Begitu pula mineral. Berpuluh tahun lamanya Indonesia mengekspor mineral mentah (bijih), seperti bijih bauksit, tembaga, atau nikel. Menjual tanah air dalam arti sebenarnya sudah pernah terjadi dan berlangsung lama.
Mineral mentah itu sama sekali tak diolah dan dimurnikan di dalam negeri. Padahal, apabila diolah dan dimurnikan, nilai jualnya jauh lebih tinggi. Selain berdampak ganda pada perekonomian nasional, mineral hasil pengolahan dan pemurnian dapat mendukung penguatan industri di dalam negeri.
Peningkatan nilai tambah batubara, meski belum sepenuhnya terealisasi, telah menunjukkan sinyal positif.
Kabar baiknya adalah pemerintah sudah mulai sadar dan melarang ekspor mineral mentah.
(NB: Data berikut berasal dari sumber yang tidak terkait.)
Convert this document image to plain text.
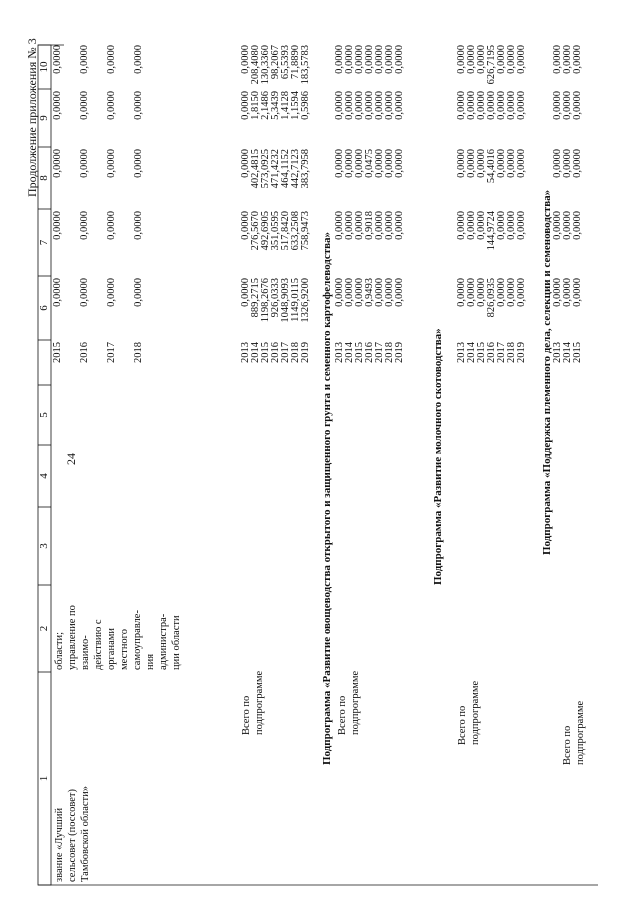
24
Продолжение приложения № 3
1
2
3
4
5
6
7
8
9
10
звание «Лучший сельсовет (поссовет) Тамбовской области»
области; управление по взаимо- действию с органами местного самоуправле- ния администра- ции области
2015
0,0000
0,0000
0,0000
0,0000
0,0000
2016
0,0000
0,0000
0,0000
0,0000
0,0000
2017
0,0000
0,0000
0,0000
0,0000
0,0000
2018
0,0000
0,0000
0,0000
0,0000
0,0000
Всего по подпрограмме
2013
0,0000
0,0000
0,0000
0,0000
0,0000
2014
889,2715
276,5670
402,4815
1,8150
208,4080
2015
1198,2676
492,6905
573,0925
2,1486
130,3360
2016
926,0333
351,0595
471,4232
5,3439
98,2067
2017
1048,9093
517,8420
464,1152
1,4128
65,5393
2018
1149,0115
633,2508
442,7123
1,1594
71,8890
2019
1326,9200
758,9473
383,7958
0,5986
183,5783
Подпрограмма «Развитие овощеводства открытого и защищенного грунта и семенного картофелеводства» Всего по подпрограмме
2013
0,0000
0,0000
0,0000
0,0000
0,0000
2014
0,0000
0,0000
0,0000
0,0000
0,0000
2015
0,0000
0,0000
0,0000
0,0000
0,0000
2016
0,9493
0,9018
0,0475
0,0000
0,0000
2017
0,0000
0,0000
0,0000
0,0000
0,0000
2018
0,0000
0,0000
0,0000
0,0000
0,0000
2019
0,0000
0,0000
0,0000
0,0000
0,0000
Подпрограмма «Развитие молочного скотоводства»
Всего по подпрограмме
2013
0,0000
0,0000
0,0000
0,0000
0,0000
2014
0,0000
0,0000
0,0000
0,0000
0,0000
2015
0,0000
0,0000
0,0000
0,0000
0,0000
2016
826,0935
144,9724
54,4016
0,0000
626,7195
2017
0,0000
0,0000
0,0000
0,0000
0,0000
2018
0,0000
0,0000
0,0000
0,0000
0,0000
2019
0,0000
0,0000
0,0000
0,0000
0,0000
Подпрограмма «Поддержка племенного дела, селекции и семеноводства»
Всего по подпрограмме
2013
0,0000
0,0000
0,0000
0,0000
0,0000
2014
0,0000
0,0000
0,0000
0,0000
0,0000
2015
0,0000
0,0000
0,0000
0,0000
0,0000
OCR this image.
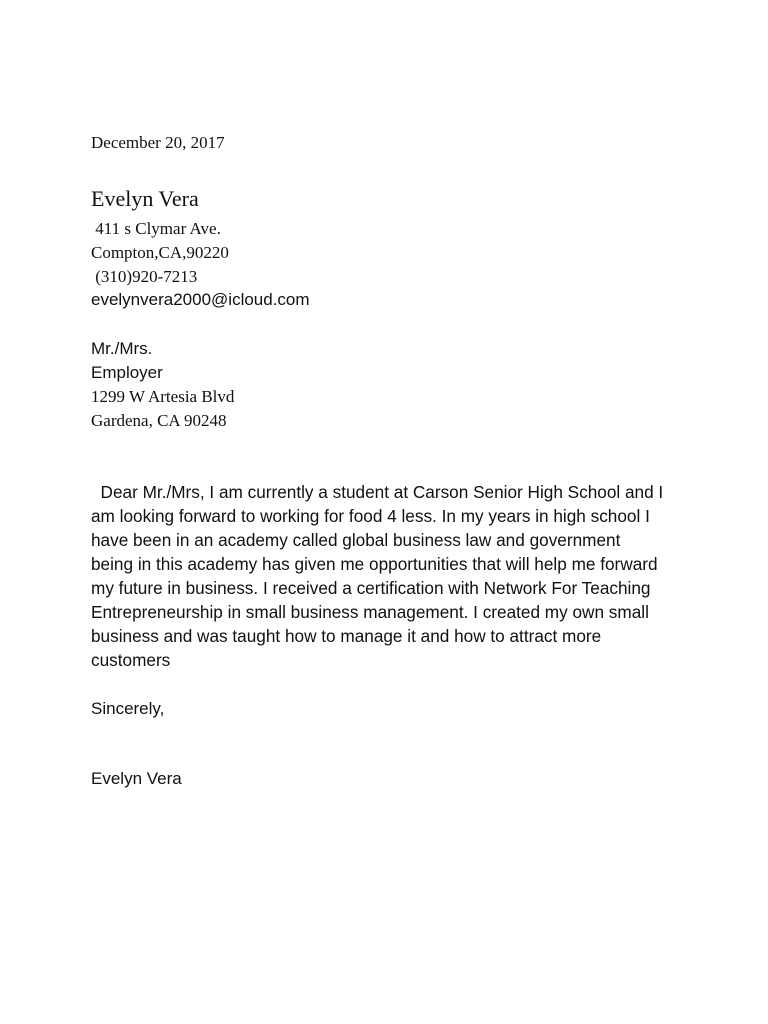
December 20, 2017
Evelyn Vera
411 s Clymar Ave.
Compton,CA,90220
(310)920-7213
evelynvera2000@icloud.com
Mr./Mrs.
Employer
1299 W Artesia Blvd
Gardena, CA 90248
Dear Mr./Mrs, I am currently a student at Carson Senior High School and I
am looking forward to working for food 4 less. In my years in high school I
have been in an academy called global business law and government
being in this academy has given me opportunities that will help me forward
my future in business. I received a certification with Network For Teaching
Entrepreneurship in small business management. I created my own small
business and was taught how to manage it and how to attract more
customers
Sincerely,
Evelyn Vera
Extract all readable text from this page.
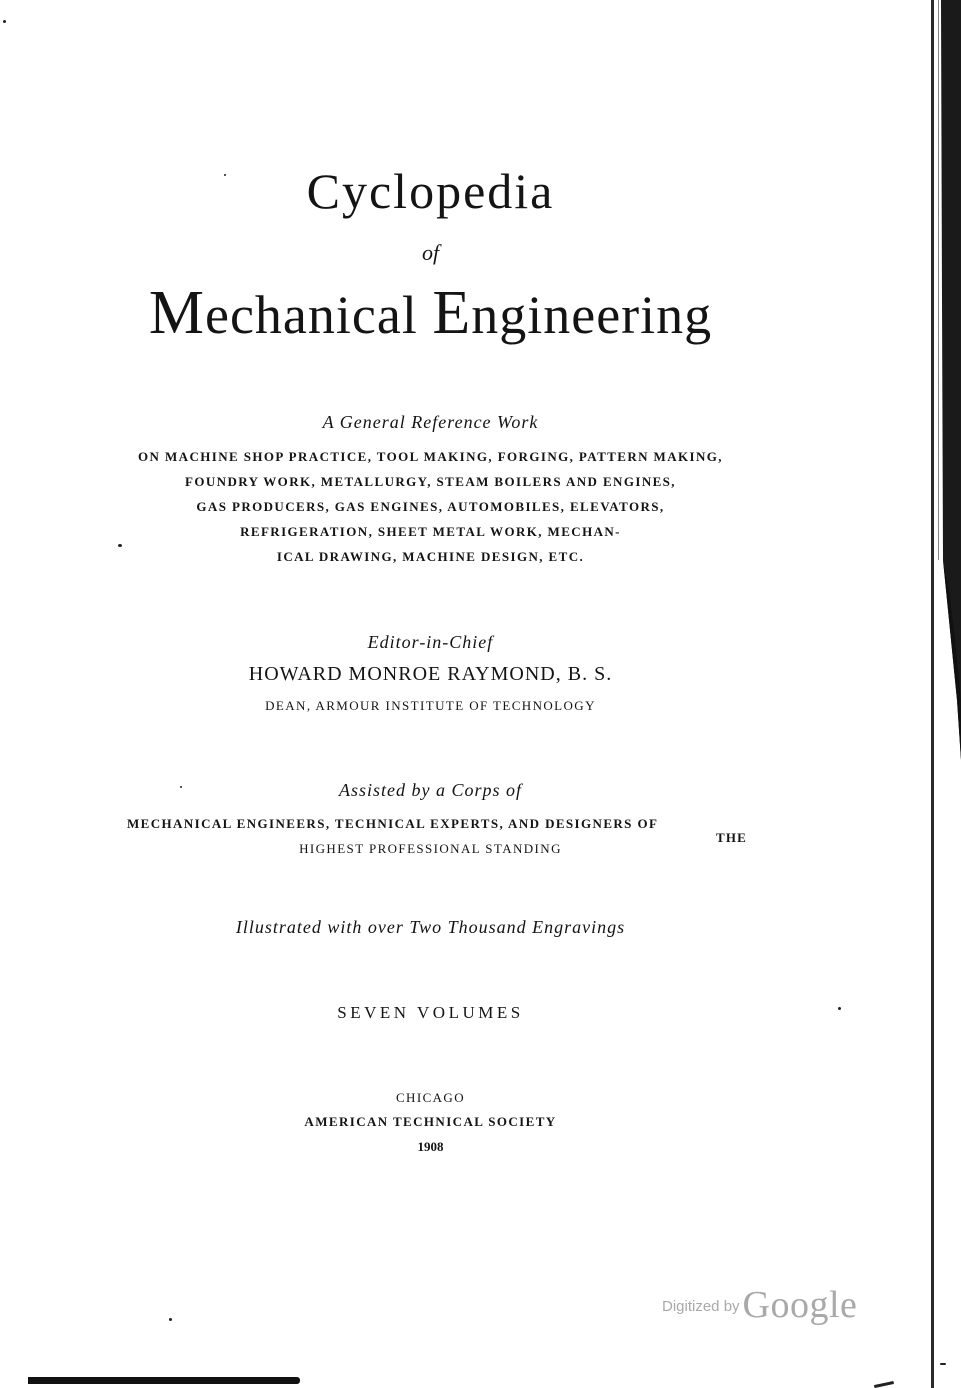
Cyclopedia
of
Mechanical Engineering
A General Reference Work
ON MACHINE SHOP PRACTICE, TOOL MAKING, FORGING, PATTERN MAKING,
FOUNDRY WORK, METALLURGY, STEAM BOILERS AND ENGINES,
GAS PRODUCERS, GAS ENGINES, AUTOMOBILES, ELEVATORS,
REFRIGERATION, SHEET METAL WORK, MECHAN-
ICAL DRAWING, MACHINE DESIGN, ETC.
Editor-in-Chief
HOWARD MONROE RAYMOND, B. S.
DEAN, ARMOUR INSTITUTE OF TECHNOLOGY
Assisted by a Corps of
MECHANICAL ENGINEERS, TECHNICAL EXPERTS, AND DESIGNERS OF
THE
HIGHEST PROFESSIONAL STANDING
Illustrated with over Two Thousand Engravings
SEVEN VOLUMES
CHICAGO
AMERICAN TECHNICAL SOCIETY
1908
Digitized byGoogle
Kewajiban mengolah dan memurnikan di dalam negeri mulai diterapkan. Peningkatan nilai tambah batubara, meski belum sepenuhnya terealisasi, telah menunjukkan sinyal positif.
Gasifikasi batubara menjadi dimetil eter dan metanol mulai diinisiasi oleh badan usaha domestik. Adalah PT Bukit Asam Tbk yang bakal menggarap proyek gasifikasi batubara menjadi dimetil eter yang berfungsi sebagai pengganti elpiji. Sementara Grup Bakrie, melalui PT Bakrie Capital Indonesia, akan menggarap gasifikasi batubara menjadi metanol. Keduanya termasuk dalam proyek strategis nasional dan diharapkan beroperasi komersial pada 2024.
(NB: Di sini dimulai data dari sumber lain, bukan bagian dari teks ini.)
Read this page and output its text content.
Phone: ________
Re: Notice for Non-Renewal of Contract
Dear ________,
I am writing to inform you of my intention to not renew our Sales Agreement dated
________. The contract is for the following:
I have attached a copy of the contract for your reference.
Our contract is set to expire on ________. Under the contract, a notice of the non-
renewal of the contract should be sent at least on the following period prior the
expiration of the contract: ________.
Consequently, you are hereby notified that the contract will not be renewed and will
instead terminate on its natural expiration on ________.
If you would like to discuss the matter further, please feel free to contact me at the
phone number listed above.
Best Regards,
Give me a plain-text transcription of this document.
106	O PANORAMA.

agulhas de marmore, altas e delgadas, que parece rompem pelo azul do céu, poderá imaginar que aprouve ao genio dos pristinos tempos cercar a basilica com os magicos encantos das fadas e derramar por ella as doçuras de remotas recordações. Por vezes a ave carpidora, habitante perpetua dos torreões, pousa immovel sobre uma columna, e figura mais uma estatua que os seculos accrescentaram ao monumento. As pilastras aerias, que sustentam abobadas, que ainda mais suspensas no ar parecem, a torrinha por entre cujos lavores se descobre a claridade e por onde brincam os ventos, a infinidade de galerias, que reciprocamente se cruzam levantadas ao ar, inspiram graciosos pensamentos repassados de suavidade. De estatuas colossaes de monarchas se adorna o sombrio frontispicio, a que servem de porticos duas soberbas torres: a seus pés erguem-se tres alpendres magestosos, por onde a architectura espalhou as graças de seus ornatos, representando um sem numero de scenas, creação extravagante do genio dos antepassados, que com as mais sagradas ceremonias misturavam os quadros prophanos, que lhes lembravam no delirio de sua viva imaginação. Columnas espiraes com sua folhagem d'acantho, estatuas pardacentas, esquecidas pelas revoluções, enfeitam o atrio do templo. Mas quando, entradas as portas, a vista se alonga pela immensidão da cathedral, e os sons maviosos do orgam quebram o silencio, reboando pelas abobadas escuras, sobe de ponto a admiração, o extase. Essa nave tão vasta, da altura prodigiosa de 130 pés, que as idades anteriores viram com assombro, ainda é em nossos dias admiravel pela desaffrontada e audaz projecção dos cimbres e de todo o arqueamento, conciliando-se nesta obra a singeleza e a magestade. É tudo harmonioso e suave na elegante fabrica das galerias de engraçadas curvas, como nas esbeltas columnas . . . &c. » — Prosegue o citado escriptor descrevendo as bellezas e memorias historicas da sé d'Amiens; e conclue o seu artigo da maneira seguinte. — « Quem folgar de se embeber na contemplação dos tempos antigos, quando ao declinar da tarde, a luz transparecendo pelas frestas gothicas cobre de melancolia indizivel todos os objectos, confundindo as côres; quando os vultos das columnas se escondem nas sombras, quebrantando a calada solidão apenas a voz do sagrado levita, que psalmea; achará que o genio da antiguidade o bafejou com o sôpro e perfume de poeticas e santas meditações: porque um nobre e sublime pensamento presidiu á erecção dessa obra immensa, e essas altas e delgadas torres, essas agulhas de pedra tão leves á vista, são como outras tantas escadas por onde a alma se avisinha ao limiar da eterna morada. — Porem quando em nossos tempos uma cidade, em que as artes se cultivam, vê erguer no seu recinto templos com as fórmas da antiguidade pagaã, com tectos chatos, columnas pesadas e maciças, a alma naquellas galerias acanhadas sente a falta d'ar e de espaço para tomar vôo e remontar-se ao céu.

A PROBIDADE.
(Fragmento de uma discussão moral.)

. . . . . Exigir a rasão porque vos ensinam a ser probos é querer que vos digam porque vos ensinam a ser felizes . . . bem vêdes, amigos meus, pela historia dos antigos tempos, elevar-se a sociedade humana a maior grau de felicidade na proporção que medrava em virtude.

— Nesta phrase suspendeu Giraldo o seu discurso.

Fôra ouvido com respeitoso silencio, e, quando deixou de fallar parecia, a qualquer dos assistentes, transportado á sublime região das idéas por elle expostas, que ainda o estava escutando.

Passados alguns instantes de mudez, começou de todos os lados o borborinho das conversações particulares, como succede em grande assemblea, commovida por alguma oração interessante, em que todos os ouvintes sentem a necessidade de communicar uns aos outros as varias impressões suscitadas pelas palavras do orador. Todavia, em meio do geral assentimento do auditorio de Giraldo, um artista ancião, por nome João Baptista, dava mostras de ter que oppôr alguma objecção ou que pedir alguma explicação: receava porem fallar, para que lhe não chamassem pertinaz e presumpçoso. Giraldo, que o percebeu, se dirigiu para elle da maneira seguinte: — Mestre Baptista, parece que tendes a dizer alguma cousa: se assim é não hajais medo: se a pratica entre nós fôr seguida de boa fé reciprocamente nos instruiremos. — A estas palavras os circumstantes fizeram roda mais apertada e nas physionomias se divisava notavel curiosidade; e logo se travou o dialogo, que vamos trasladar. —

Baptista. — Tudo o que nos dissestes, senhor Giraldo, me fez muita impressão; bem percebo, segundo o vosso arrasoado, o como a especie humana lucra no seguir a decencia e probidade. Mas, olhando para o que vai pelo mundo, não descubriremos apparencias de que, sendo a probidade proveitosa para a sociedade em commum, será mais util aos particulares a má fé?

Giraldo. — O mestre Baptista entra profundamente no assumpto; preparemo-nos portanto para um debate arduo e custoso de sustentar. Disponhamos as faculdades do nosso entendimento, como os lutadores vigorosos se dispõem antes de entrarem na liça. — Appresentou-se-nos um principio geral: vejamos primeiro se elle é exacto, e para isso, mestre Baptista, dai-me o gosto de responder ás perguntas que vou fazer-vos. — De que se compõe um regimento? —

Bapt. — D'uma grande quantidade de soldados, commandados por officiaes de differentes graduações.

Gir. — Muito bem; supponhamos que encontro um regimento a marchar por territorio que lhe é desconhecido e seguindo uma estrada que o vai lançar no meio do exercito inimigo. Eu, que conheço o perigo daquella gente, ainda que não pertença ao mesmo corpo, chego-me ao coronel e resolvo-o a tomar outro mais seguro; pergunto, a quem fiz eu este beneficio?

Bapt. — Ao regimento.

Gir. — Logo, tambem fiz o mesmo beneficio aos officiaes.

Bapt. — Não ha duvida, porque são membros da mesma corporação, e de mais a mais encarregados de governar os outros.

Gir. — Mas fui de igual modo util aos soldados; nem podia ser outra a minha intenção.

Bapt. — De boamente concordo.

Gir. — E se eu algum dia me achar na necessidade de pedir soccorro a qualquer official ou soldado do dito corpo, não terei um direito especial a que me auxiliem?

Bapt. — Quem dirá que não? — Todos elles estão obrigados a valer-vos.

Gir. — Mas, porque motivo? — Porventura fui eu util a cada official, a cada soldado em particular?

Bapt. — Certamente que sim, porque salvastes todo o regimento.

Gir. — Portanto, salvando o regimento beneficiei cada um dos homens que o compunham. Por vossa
Pemerintah harus bisa memastikan bahwa menggenjot produksi tak semata-mata urusan penambahan devisa, tetapi keberlanjutan ekonomi di dalam negeri. Ekspor besar-besar gas alam Arun di Lhokseumawe, Aceh, di masa lalu, terbukti tak membuat wilayah tersebut makmur. Gas yang dijadikan komoditas menciptakan ketergantungan ekonomi dan mendadak semua manfaat hilang saat sumur gas mengering.
Sekali lagi, prinsip bahwa sumber daya alam sebagai modal pembangunan ekonomi di dalam negeri harus dipegang teguh. Bukan dieksploitasi dan dijual yang kemudian hasilnya habis untuk konsumsi.